Factors Affecting Worker Exposures to Metal-Working Fluids During Automotive Component Manufacturing

Abstract

A two-stage personal impactor was used to collect fullshift exposure measurements of metal-working fluid exposures from workers in three automotive component manufacturing facilities. The 403 workers exposed to metal-working fluid in machining and grinding operations had an average total particulate exposure of 706 μg/m³ (standard error = 21 μg/m³). For a subset of 309 workers, information on factors that might influence the exposure level was also collected. This information included the metal-working fluid type, the machine type, the presence of local exhaust, the degree of machine enclosure, the age of the machine, the distance of the worker from the machine, and the indoor and outdoor temperature and humidity. Statistical analysis was used to investigate which factors contribute most significantly to the variability in exposures to large (> 9.8 μm aerodynamic diameter) and small (<3.5 μm) particles.
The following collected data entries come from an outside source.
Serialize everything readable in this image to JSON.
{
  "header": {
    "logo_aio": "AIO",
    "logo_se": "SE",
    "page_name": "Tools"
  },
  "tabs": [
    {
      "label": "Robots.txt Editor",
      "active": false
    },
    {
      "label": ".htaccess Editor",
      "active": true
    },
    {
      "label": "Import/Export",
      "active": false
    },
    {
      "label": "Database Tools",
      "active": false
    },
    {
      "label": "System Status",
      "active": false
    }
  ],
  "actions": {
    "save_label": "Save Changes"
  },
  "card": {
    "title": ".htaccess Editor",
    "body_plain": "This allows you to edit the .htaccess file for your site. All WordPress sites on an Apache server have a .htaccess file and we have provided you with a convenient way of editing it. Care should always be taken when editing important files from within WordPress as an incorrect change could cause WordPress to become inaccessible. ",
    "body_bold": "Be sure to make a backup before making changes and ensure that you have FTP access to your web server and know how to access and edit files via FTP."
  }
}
For large particles, the factors of greatest importance in a stepwise analysis of covariance (ANCOVA) model were the machine type, the metal-working fluid type, indoor humidity, and outdoor temperature. For the small particles, the facility/plant, machine type, metal-working fluid type, indoor humidity, and degree of enclosure were the most important factors. When the ANCOVA model was used to further investigate the impact of altering these factors on the exposure level, it was determined that the greatest aerosol concentrations were produced by the high speed operations using a metal-working fluid with a high solute/oil content. Substantial control of exposures could be achieved by altering the machining process, changing the type of metal-working fluid, enclosing the machine, and/or installing local exhaust. Exposures could also be reduced by increasing the fresh air and decreasing the recirculation of the general ventilation of the plants.